It is important to see the bigger picture when evaluating and diagnosing a patient as there are many ocular conditions that can masquerade as glaucoma. By evaluating a comprehensive medical history, case history, and utilizing different multimodal ophthalmic imaging, we will be better equipped to diagnose and manage our patients accordingly. This article will walk through different cases to construct a thought process with which to tackle these diseases.
- 57 yo BF referred by PCP for glaucoma evaluation.
- POHx: Latanoprost qhs OU, poor compliance. Pt self discontinued since “she did not feel it was helping”.
- MHx: HIV (+), unknown viral load
- BCVA: 20/40 OD/OS
- Pupils: PERRL (+) Grade 2 RAPD OS
- IOP: 19/20
- PACHY OD: 530, OS: 534
- Gonioscopy: Open (-) neovascularization of the angle, angle recession, peripheral anterior synechiae
- Additional findings: Anterior Uveitis OS; asymptomatic. Tritan color vision defect, OS
Figure 1.0: Fundus photos (blur due to cataract) and pachymetry (OD 533um, OS 534um)

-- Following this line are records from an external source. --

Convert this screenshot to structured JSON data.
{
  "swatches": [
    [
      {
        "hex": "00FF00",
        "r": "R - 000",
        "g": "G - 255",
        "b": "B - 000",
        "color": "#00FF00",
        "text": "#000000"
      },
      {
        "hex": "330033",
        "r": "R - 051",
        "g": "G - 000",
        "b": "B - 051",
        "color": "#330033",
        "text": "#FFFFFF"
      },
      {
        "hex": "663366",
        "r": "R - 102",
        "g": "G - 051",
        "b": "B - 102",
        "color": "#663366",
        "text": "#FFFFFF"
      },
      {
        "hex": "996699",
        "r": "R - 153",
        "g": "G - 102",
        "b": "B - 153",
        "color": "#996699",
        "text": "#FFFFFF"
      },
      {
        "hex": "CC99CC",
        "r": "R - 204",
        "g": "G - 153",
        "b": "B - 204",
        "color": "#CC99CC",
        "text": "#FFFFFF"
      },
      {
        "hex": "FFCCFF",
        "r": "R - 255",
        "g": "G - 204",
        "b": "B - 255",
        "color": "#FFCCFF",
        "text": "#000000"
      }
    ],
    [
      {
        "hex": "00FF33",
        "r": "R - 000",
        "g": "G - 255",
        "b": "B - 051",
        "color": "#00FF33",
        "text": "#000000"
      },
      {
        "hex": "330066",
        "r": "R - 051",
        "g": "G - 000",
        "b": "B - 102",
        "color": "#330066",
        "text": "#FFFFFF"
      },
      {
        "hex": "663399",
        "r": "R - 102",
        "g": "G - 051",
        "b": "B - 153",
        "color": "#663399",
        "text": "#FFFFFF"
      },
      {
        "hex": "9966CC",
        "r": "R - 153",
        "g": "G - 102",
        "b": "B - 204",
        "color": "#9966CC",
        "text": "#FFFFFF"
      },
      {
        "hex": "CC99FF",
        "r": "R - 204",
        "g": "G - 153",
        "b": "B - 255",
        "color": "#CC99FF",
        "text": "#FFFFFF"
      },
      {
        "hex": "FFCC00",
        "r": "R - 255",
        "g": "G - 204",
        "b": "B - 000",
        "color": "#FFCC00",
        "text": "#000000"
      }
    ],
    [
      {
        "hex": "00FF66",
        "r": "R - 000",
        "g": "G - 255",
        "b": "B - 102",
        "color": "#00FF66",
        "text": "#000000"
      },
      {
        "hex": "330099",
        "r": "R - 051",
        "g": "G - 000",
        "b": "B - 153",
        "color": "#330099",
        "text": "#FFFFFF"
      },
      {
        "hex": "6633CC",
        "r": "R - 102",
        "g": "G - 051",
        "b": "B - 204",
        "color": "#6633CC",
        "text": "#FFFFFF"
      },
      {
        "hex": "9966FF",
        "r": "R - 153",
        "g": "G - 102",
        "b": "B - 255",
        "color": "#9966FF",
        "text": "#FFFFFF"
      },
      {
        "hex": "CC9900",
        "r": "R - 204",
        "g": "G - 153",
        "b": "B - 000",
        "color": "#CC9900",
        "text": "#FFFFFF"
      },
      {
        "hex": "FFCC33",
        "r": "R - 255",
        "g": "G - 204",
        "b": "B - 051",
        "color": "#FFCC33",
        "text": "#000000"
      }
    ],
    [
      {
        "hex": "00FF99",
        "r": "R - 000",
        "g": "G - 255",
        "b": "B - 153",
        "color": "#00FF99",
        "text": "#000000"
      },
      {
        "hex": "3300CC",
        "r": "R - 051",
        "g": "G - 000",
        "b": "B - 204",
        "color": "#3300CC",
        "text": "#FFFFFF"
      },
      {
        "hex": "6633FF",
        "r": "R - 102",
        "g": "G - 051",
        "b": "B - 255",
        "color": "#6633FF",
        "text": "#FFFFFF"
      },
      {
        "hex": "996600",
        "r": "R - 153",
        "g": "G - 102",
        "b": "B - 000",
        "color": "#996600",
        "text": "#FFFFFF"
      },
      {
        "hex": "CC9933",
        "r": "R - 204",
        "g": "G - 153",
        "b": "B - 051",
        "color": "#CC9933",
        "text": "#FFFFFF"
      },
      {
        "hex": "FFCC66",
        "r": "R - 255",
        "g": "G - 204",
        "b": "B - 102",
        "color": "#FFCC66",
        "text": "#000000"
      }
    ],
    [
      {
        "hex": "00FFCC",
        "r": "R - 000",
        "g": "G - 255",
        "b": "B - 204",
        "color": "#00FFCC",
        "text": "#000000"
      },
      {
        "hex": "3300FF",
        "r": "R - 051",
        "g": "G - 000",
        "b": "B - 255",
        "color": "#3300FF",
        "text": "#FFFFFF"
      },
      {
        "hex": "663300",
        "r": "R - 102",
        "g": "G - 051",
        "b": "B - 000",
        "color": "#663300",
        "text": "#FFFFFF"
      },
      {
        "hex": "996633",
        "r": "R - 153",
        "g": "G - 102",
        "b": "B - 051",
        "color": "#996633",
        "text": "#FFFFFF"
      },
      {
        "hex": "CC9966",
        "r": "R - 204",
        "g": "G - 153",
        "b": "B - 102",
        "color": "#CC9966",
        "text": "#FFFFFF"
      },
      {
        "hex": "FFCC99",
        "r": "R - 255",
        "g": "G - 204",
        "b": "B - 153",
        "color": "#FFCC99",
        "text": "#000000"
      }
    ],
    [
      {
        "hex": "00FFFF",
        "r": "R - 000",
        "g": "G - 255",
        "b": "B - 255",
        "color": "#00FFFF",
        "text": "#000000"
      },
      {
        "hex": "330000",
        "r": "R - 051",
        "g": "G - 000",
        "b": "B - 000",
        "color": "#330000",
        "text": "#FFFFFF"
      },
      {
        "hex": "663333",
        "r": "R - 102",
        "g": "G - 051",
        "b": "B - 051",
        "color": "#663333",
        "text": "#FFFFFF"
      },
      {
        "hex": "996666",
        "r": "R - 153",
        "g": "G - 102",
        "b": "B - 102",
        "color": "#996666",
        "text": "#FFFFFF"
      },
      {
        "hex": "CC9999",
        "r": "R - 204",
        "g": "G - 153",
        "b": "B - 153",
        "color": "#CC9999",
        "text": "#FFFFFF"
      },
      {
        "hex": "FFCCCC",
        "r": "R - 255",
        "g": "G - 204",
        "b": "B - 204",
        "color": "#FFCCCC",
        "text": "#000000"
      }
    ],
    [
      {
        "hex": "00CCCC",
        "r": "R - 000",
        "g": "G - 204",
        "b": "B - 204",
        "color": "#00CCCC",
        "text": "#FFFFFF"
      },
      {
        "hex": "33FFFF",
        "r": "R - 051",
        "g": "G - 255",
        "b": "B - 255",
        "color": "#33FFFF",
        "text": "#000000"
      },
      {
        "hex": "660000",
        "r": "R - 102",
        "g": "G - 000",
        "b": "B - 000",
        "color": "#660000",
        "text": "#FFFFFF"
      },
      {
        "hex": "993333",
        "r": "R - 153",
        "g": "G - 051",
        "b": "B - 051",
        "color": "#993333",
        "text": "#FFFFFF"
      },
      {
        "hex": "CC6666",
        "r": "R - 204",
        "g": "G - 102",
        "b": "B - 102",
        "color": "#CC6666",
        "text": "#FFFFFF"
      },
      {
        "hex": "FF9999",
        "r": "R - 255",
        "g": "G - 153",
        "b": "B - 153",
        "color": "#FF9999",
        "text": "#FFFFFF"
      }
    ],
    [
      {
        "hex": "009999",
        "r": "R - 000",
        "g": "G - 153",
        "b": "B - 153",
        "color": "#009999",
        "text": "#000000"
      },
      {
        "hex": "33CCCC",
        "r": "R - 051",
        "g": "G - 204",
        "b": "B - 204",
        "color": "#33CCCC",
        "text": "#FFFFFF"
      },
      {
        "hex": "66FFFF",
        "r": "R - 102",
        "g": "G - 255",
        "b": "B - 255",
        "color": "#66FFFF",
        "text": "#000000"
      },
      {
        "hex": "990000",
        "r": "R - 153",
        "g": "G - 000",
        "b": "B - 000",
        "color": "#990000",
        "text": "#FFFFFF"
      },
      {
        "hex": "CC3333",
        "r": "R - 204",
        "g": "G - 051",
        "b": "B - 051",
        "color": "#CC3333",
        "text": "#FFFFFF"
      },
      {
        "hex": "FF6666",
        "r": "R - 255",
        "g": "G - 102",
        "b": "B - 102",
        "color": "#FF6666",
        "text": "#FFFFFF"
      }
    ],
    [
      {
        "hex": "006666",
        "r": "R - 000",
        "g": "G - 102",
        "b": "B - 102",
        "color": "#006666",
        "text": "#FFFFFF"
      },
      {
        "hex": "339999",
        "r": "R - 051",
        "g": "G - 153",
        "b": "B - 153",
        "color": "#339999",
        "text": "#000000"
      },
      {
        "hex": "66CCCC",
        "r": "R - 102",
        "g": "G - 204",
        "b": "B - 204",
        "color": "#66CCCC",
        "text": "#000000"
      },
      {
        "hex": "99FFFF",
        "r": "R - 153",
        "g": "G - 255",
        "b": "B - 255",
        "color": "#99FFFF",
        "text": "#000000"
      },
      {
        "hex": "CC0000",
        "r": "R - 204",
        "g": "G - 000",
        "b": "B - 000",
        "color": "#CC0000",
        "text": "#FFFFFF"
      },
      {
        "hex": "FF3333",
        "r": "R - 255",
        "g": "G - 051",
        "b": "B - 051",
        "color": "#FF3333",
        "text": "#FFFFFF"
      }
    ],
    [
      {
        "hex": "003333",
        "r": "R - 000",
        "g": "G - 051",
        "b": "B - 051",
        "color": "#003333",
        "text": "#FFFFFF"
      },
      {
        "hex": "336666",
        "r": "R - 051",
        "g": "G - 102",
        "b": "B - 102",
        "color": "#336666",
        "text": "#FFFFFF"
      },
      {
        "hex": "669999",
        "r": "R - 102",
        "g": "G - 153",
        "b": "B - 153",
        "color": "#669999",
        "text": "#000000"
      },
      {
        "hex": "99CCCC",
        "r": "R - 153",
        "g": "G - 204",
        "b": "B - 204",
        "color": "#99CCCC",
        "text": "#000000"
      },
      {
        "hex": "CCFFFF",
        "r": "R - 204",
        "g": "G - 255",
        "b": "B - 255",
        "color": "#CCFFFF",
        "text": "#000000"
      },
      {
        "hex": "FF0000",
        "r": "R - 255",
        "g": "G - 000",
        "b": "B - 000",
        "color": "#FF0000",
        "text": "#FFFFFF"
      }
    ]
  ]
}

Figure 1.1: Left: OCT RNFL - notice the asymmetry between the RNFL layer of the eyes. Right: Ganglion Cell Analysis - OS shows asymmetry between the superior and inferior portion, respecting the horizontal raphe.
Figure 1.2: Top: 30-2 SITA, OS - dense inferior arcuate defect, and superior nasal step. Bottom: 10-2 SITA, OS - corresponds well with the ganglion cell loss as seen in Figure 1.2. Note: OD visual field not shown, but full without glaucomatous defects.
Conclusion: Still in the gray area, and glaucoma should be put on the differential list. The patient has some outlying data: asymmetry and APD that warrant a closer look at imaging.
Figure 1.3 Left: Fundus photography, OS. Right: Red-free fundus photography OS - distinct pallor temporal.
Case 1 Discussion
The patient was diagnosed with neurosyphilis. Remember that if you have a puzzling diagnosis that does not look quite right, consider blood work, as well as, neurosyphilis. The ocular manifestations of neurosyphilis are quite diverse:
- Interstitial keratitis
- Papillary conjunctivitis
- Granulomatous or non-granulomatous uveitis
- Multifocal choroiditis
- Optic atrophy
- Ocular hypertension
- Argyll-Robertson pupil
- Cranial nerve palsies
- 52 yo WM
- BCVA: 20/25 OD, 20/20 OS
- Pupils: PERRL (-) RAPD
- IOP: 18/19, Pachymetry: 560/553
- MHx: unremarkable, + smoking (cigarettes)
Figure 2.0: OCT RNFL and ganglion cell analysis. Notice the asymmetry in the RNFL thickness from OD to OS.
Figure 2.1: VF 24-2 absolute defect inferior nasal, OD. Recall that glaucoma starts as a relative defect.
Figure 2.2: Before and after resolution of BRVO.
Case 2 Discussion
This patient had a branch retinal vein occlusion (BRVO) of the right eye. The occlusion starts very close to the optic nerve head (Figure 2.2), and branches off to the peripheral retina with damage to capillary beds as seen by the deeper hemorrhages. Due to the size and extent of damage, there’s been a lot of retinal ischemia.
Cases like this one can be glaucoma masqueraders when the patient walks into your office after resolution of the condition. You want to be able to pick up a history of retinal vein occlusion so the patient doesn’t get misdiagnosed with a different condition. With careful analysis of the fundus photo post-resolution, you can see the arterials were attenuated. A fundus autofluorescence image (Figure 2.3) also makes the tiny collateral vessels pop out. It is important to use different imaging techniques to assess the overall picture, and to evaluate from quadrant to quadrant to pick up on subtle signs.
Figure 2.3: Fundus autofluorescence, OD. Cursor is pointed at collateral vessels.